A second benefit is fine-tuning. Although it is possible to fine-tune ChatGPT, doing so carries an additional cost. With a local system, fine-tuning can be done independently, provided the necessary time and resources are invested. If the fine-tuning is meant to use a private dataset or codebase, this solution is also more appropriate.

Finally, because these models can run locally, the required investment can be lower. If the hardware programmers already use can support the models, then the investment is zero. If a more powerful system is needed, perhaps requiring purchased or rented hardware, then the decision becomes a matter of cost analysis. For an independent programmer this can be a limitation, but commercial hardware has already reached the level required to run these models, especially when considering devices aimed at programmers.

Conclusion

The open source ecosystem, and the ecosystem oriented around data privacy, has always had a place for different use cases. In the context of artificial intelligence and the evolution of hardware, it is becoming increasingly realistic to use these technologies locally and privately. For companies of all kinds, as well as for independent programmers, this possibility already exists and should be considered when developing and evaluating a project.

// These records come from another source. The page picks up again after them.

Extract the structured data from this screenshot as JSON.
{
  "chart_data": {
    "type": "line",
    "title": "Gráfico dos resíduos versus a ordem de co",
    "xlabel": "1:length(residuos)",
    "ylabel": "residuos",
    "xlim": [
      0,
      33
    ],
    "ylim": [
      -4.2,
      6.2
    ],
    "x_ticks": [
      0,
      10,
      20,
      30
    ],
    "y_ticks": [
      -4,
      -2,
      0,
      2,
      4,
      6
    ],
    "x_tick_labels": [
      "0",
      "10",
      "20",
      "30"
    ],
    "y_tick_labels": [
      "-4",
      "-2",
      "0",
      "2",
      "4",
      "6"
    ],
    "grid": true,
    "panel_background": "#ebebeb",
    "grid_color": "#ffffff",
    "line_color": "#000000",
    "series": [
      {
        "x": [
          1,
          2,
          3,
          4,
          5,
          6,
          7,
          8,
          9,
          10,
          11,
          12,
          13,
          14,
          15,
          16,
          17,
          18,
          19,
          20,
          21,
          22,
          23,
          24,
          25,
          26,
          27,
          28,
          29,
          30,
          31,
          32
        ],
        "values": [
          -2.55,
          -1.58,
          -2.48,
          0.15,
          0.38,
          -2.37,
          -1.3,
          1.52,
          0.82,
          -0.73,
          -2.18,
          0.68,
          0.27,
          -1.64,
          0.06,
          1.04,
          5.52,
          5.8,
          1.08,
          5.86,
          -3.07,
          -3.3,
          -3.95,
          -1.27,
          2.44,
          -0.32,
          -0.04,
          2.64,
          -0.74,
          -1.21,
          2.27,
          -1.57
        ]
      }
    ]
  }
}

That said, this should also be a call to guide the creation of AI-based software toward data privacy. This includes privacy at the enterprise level, but also the privacy of end users who do not necessarily have the knowledge required to understand what happens to the information they provide to large technology companies through their services.

References

1. Jonathan Gillham, Company AI Policy Examples and Templates - Who Has Banned ChatGPT. originality.ai.
2. Lewis Maddison, Samsung workers made a major error by using ChatGPT. TechRadar.
3. OpenAI, New ways to manage your data in ChatGPT. OpenAI.
4. Ollama.
5. TabbyML.
6. Rucy, Self-hosted LLMs: Are they worth it? Medium.
7. Michiel De Koninck, Should we fine-tune a LLM for this use case? Or consider other techniques? ML6.